Two Weeks (The Baxter Family #5)(45)
“But there was one thing I said just about every time.” Cole kept his eyes on her.
Ashley remembered. How could she forget? “You said you might not be a firefighter, but whatever job you did, you wanted to be just like your daddy.”
“Right.” Cole nodded. He paused and looked straight at her. “I still feel that way. I want to be like him.”
The thought gave Ashley a peace she desperately needed. Cole wasn’t going to do anything crazy. He just wanted to be like Landon. So Landon could talk to him and explain that if he’d been eighteen, even he wouldn’t have given up on his dreams of being a firefighter to support Ashley and Cole.
These things happened over years. Not weeks.
The conversation shifted to his classes, tests coming up, papers he had to write. Before he left to pick up Elise, Cole gathered the rose petals and scattered them on the porch. When he was gone, Ashley moved out onto the porch to put the finishing touches on a landscape painting for a client in Indianapolis.
Not long after, she saw Cole and Elise pull into the driveway. As they got closer, she could tell they were laughing about something. The rest of the family was still at the lake, so Ashley gathered her things and slipped inside. That way Cole wouldn’t know they had an audience.

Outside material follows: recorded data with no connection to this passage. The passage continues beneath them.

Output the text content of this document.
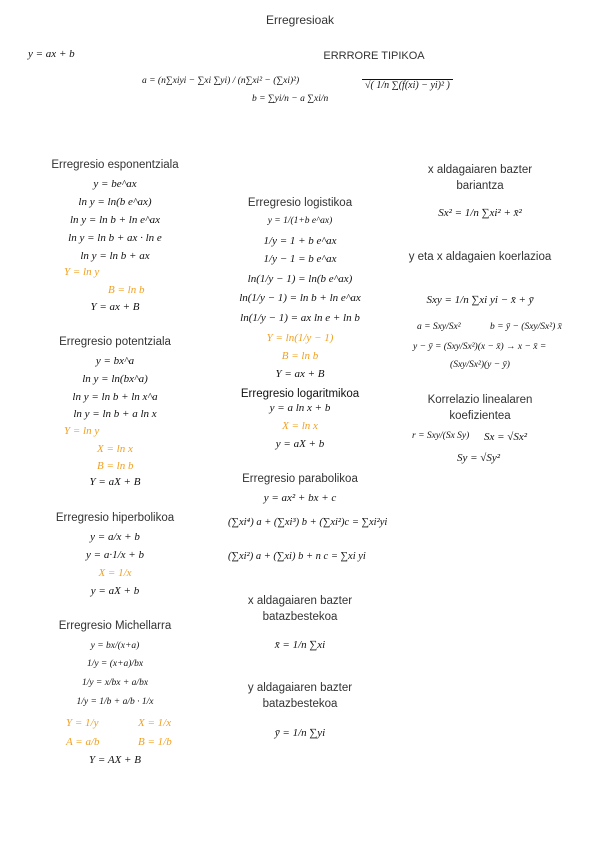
Erregresioak
y = ax + b
a = (n∑xiyi − ∑xi ∑yi) / (n∑xi² − (∑xi)²)
b = ∑yi/n − a ∑xi/n
ERRRORE TIPIKOA
√( 1/n ∑(f(xi) − yi)² )
Erregresio esponentziala
y = be^ax
ln y = ln(b e^ax)
ln y = ln b + ln e^ax
ln y = ln b + ax · ln e
ln y = ln b + ax
Y = ln y
B = ln b
Y = ax + B
Erregresio potentziala
y = bx^a
ln y = ln(bx^a)
ln y = ln b + ln x^a
ln y = ln b + a ln x
Y = ln y
X = ln x
B = ln b
Y = aX + B
Erregresio hiperbolikoa
y = a/x + b
y = a·1/x + b
X = 1/x
y = aX + b
Erregresio Michellarra
y = bx/(x+a)
1/y = (x+a)/bx
1/y = x/bx + a/bx
1/y = 1/b + a/b · 1/x
Y = 1/y	X = 1/x
A = a/b	B = 1/b
Y = AX + B
Erregresio logistikoa
y = 1/(1+b e^ax)
1/y = 1 + b e^ax
1/y − 1 = b e^ax
ln(1/y − 1) = ln(b e^ax)
ln(1/y − 1) = ln b + ln e^ax
ln(1/y − 1) = ax ln e + ln b
Y = ln(1/y − 1)
B = ln b
Y = ax + B
Erregresio logaritmikoa
y = a ln x + b
X = ln x
y = aX + b
Erregresio parabolikoa
y = ax² + bx + c
(∑xi⁴) a + (∑xi³) b + (∑xi²)c = ∑xi²yi
(∑xi²) a + (∑xi) b + n c = ∑xi yi
x aldagaiaren bazter batazbestekoa
x̄ = 1/n ∑xi
y aldagaiaren bazter batazbestekoa
ȳ = 1/n ∑yi
x aldagaiaren bazter bariantza
Sx² = 1/n ∑xi² + x̄²
y eta x aldagaien koerlazioa
Sxy = 1/n ∑xi yi − x̄ + ȳ
a = Sxy/Sx²	b = ȳ − (Sxy/Sx²) x̄
y − ȳ = (Sxy/Sx²)(x − x̄) → x − x̄ =
(Sxy/Sx²)(y − ȳ)
Korrelazio linealaren koefizientea
r = Sxy/(Sx Sy) Sx = √Sx²
Sy = √Sy²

From a discreet spot near the window, Ashley watched her son lead Elise to the front porch, a handkerchief tied around her eyes. She still looked young and waiflike, her stomach flat. Not at all like she was carrying a baby. She practically floated across the walkway, her hand in Cole’s.
When they reached the steps, Cole took off her blindfold. From inside the house Ashley could hear the girl’s gasp. Elise skipped up the steps and saw the message, the rose petals spelling out the one question Cole had for her. She squealed and put her hands over her mouth and then she turned and fell into Cole’s arms.
Ashley observed as they hugged for a long time and as they turned to leave, Cole looked straight at her window. As if he’d known she’d be watching them. He smiled and waved at her. Then he put his arm around Elise and they were off.
As he walked away she could see him at eight years old again, telling her for the thousandth time that he wanted to be like his daddy when he grew up. Ashley smiled. Cole didn’t need to wait until then to be like Landon.
He already was.
? ? ?
THEY WERE RIDING their bikes around the trail next to Clear Creek High, the wind in their hair and faces, sunshine on their shoulders. The whole afternoon Elise couldn’t stop thinking one thing.
She was falling hard for Cole Blake and there was nothing she could do to stop herself.
“I’m flying,” she yelled ahead to Cole.
“Me, too! I love it.” His short blond hair and tan arms made him look like a California boy—even now, more than halfway through March.
She caught up to him and grinned in his direction. This was Cole’s brother’s bike, and it was the perfect size for her. “Three straight wins this week in baseball and now this!”
“Yeah.” Cole had on sunglasses. They both did. He turned to her and laughed. “After all that snow we finally got to play. And this might even be better than that!”
Elise had sat in the stands and cheered him on for every game. The whole school thought they were a couple now, and Elise didn’t mind. They went everywhere together, did everything together. She would stay in the library and do homework during his baseball practice, and every afternoon he would drive her home.
They talked about everything, and last week his aunt Brooke connected her with an obstetrician who also volunteered with the crisis pregnancy center. The man offered to deliver Elise’s baby at no cost.
She lifted her face to the sun. The most wonderful thing was she still didn’t show. Her stomach was flat like always. Her new doctor said she probably wouldn’t look pregnant till her sixth month. Because she was so young and small.
Which meant she could enjoy this time with Cole without thinking about what was ahead. She’d already made the most important decision. The one she easily came to after talking to Cole’s mother. Her baby deserved life, of course. What happened once the baby was born, she wasn’t as sure. She had time to decide.
For now she didn’t want to think about any of it. These days with Cole were a chance to be free again. Maybe for the last time. Elise would pretend she’d never gotten mixed up with Randy in the first place and that Cole was her first love. Her only love. She would tell herself that this time around she would do things right. The way her mama had taught her.
No sex till she was married. Because that was God’s way and because His rules were for the good of His people. That’s what her mother always said, and her mama had been right. About everything.
Which made Elise’s heart drop a little. She still hadn’t told her mother about the baby. Every day that passed the weight of it pressed on Elise and made the truth harder to face. Cole told her all the time that she had to come clean with her mom.
Elise agreed. She would tell her mama at some point. Just not now.
They rode around the track another lap and then stopped at the bleachers. The sun was full on them, warming the metal seats. Cole parked his bike and she did the same. She followed him up six rows and they sat with their faces to the sun. For a long time they were quiet, just the sound of the wind through the trees at the far side of the football field.
“I’m going to miss this place.” Cole leaned back and laced his fingers behind his head. “I can’t believe how fast the semester’s going.”